Sunday Serial: Mister Plimsoll, DaisyDisk, and Kagi Assistant

Happy Fourth of July! We celebrated the holiday with a barbecue at our house; I smoked both spareribs and baby back ribs. My parents came over, as did Joe’s girlfriend, and even Teri, my former boss from Vineland, joined us. We all drank a bunch of white wine too. I didn’t get any good pictures of the ribs, because I was hustling to get them done, but Aaron and I nipped out to get some red, white, and blue pictures of our stable of cars. I was hoping to get out there for these shots closer to the golden hour, but it was a bit later than I wanted.

Red, White, and Blue Cars
Red, White, and Blue Cars

Mister Plimsoll

Longtime Apple tech writer Glen Fleishman recently launched a utility for the Mac called Mister Plimsoll. It’s a free utility that will alert you to when a drive on your Mac is about to run out of space, name for the Plimsoll line on a ship’s hull1. I’ve struggled with my Mac Studio running dangerously low on space, and my attempts to understand why, exactly, have found me staring at DaisyDisk and noticing that my Time Machine snapshots are growing out of control. Mister Plimsol doesn’t help you deal with storage issues, but it its helpful in updating you that things are getting tight. I missed two Arq backups because of Time Machine snapshot hoarding last week. I set up Mister Plimsol to send me a text message when my Mac’s free space dips below 10% of the drive’s capacity.

Mister Plimsoll
Mister Plimsoll

Indirectly related, I found that my Spotlight index was larger than it should be, so I rebuilt that using a strategy that Kagi Assistant recommended (removing the boot drive from indexing in System Settings, and then adding it back after a pause). I used DaisyDisk to delete some of the Time Machine snapshots, which were taking up over 70 GB of space.

DaisyDisk

As I mentioned above, DaisyDisk is a great tool for visualizing your Mac’s storage. It helped me narrow down what was taking up the most space on my Mac, especially when I compared the internal storage to that of my MacBook Air. That was the first clue that something was up with my Mac Studio’s Spotlight Index: the Air had almost no data in its Spotlight Index, according to DaisyDisk, while the Studio was taking up gigabytes of space. I knew that I was using a fair amount of disk space for both MailMaven and MailMate, because I’m not content to use Gmail’s web interface, but DaisyDisk helped me see beyond what I already knew.
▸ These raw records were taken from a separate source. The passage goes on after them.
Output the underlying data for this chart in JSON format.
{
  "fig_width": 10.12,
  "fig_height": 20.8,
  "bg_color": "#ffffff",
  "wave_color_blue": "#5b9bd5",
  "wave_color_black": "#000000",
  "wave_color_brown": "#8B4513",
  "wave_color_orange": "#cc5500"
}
I’ve been using tmutil via the Terminal for years to manage my Time Machine snapshots when things got out of hand, but those instances were few and far between. Something with the Studio is amiss, though, and it accumulates a large collection snapshots.

If you purchased DaisyDisk on the Mac App Store, you can swap your license for a standalone license which enables you to delete snapshots. Probably worth it.

Kagi Assistant

Central to solving the Spotlight Index and the Time Machine snapshot problems I was trying to solve was Kagi Assistant. Sure, I’ve used ChatGPT and Claude, and I use (weirdly enough) Microsoft’s Copilot a lot, but Kagi comes bundled with Kagi Search, which is why I initially signed up for a subscription. I’ve come to rely upon Assistant as my go-to chatbot.


  1. The Plimsoll line is the point to which the vessel can be legally and safely submerged in water under various conditions.